Jesus knows death is close, but so is the end of why he’s come to earth and become human. “It is finished,” shows Jesus knows his work at this point is done. What is finished? Whose work is completed? It’s the work of Jesus and of his Father. Jesus early on in his ministry talked about why he was here and where he found the strength to do it. After talking with the Samaritan woman at the well in John 4:34, when his disciples offer him the food they had gone to town for, Jesus tells them, “My food is to do the will of him who sent me and to finish his work.” Now, at the cross, that work has been completed.
The work of Jesus is the salvation of God’s people. It’s so much more than his sacrifice on the cross. Jesus became human like us, so that he was completely human and divine so he could take on the curse of death as a result of our sin. This is finished on the cross, but Jesus’ work continues on as our king, as high priest, and as prophet. Jesus sits at the right hand of the Father in the seat of authority, ruling over all creation. Jesus is the high priest entering into the presence of God and continually interceding for us with the Father, and Jesus is the great prophet who brings the word of God to us; he is the living word of God. The cross reminds us that the great reconciliation between God and we his people has been achieved. All this is accomplished on the cross, Satan and death are defeated. “It is finished.”

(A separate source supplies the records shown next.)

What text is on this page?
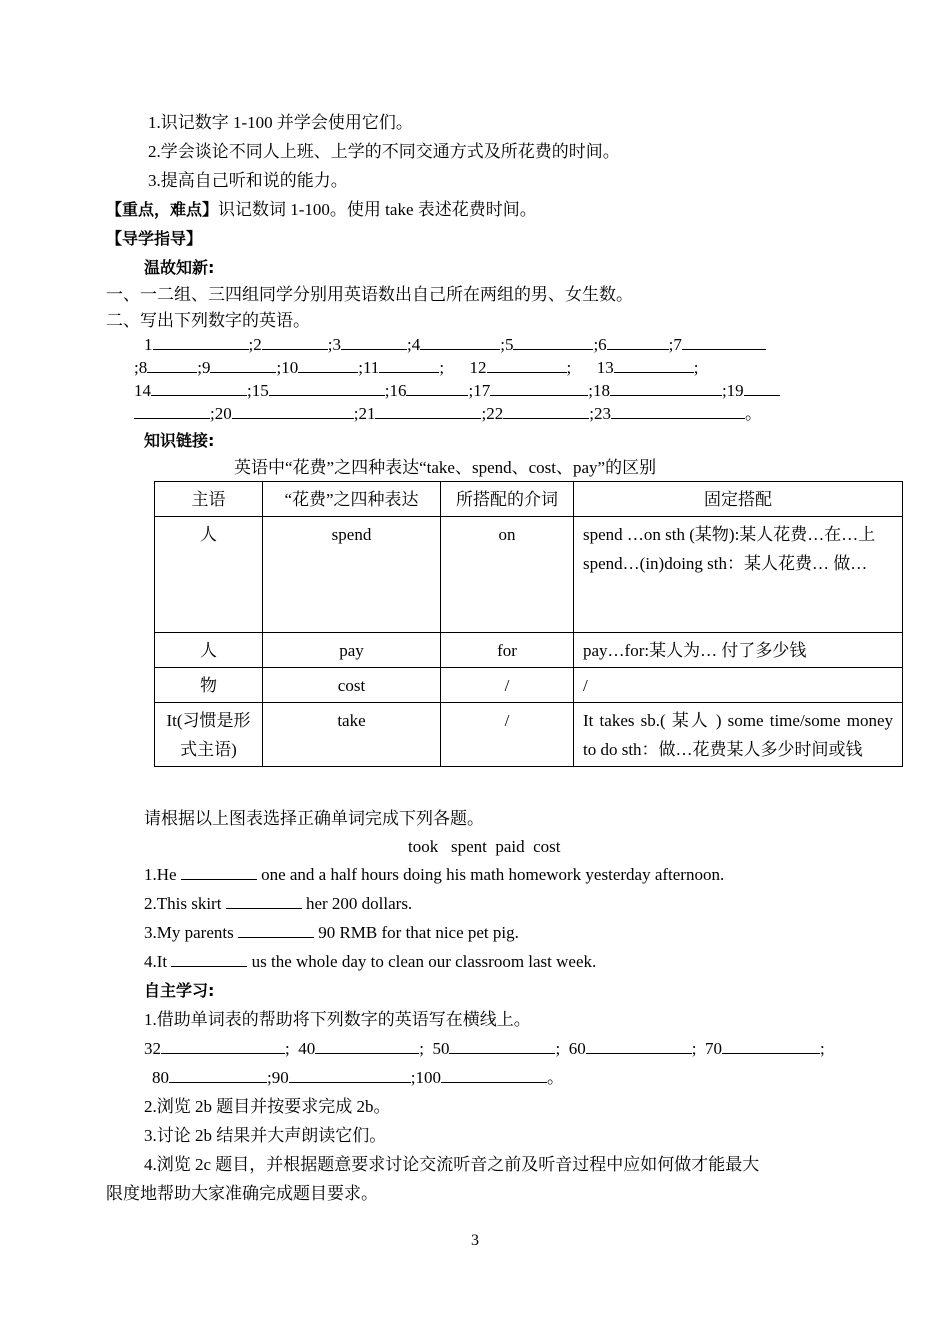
1.识记数字 1-100 并学会使用它们。
2.学会谈论不同人上班、上学的不同交通方式及所花费的时间。
3.提高自己听和说的能力。
【重点，难点】识记数词 1-100。使用 take 表述花费时间。
【导学指导】
温故知新:
一、一二组、三四组同学分别用英语数出自己所在两组的男、女生数。
二、写出下列数字的英语。
1	;2	;3	;4	;5	;6	;7
;8	;9	;10	;11	;      12	;      13	;
14	;15	;16	;17	;18	;19
;20	;21	;22	;23	。
知识链接:
英语中“花费”之四种表达“take、spend、cost、pay”的区别
主语	“花费”之四种表达	所搭配的介词	固定搭配
人	spend	on	spend …on sth (某物):某人花费…在…上
spend…(in)doing sth：某人花费… 做…

人	pay	for	pay…for:某人为… 付了多少钱
物	cost	/	/
It(习惯是形式主语)	take	/	It takes sb.( 某人 ) some time/some money to do sth：做…花费某人多少时间或钱
请根据以上图表选择正确单词完成下列各题。
took   spent  paid  cost
1.He	one and a half hours doing his math homework yesterday afternoon.
2.This skirt	her 200 dollars.
3.My parents	90 RMB for that nice pet pig.
4.It	us the whole day to clean our classroom last week.
自主学习:
1.借助单词表的帮助将下列数字的英语写在横线上。
32	;  40	;  50	;  60	;  70	;
80	;90	;100	。
2.浏览 2b 题目并按要求完成 2b。
3.讨论 2b 结果并大声朗读它们。
4.浏览 2c 题目，并根据题意要求讨论交流听音之前及听音过程中应如何做才能最大
限度地帮助大家准确完成题目要求。
3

As the creator of this sermon series writes, “The work is complete. No one can add to it. No one needs to try. We just lift up the cup of salvation and bless the name of the Lord. God’s glory shines through Jesus here, now, in full strength; shining brightly even into the darkest places of our world today.” We see the dying of Jesus on Good Friday, we don’t see the work God and Jesus are doing in the time of darkness on the cross, the time of sorrow on Saturday, but we do know that because of who Jesus is, we look forward to new life and hope.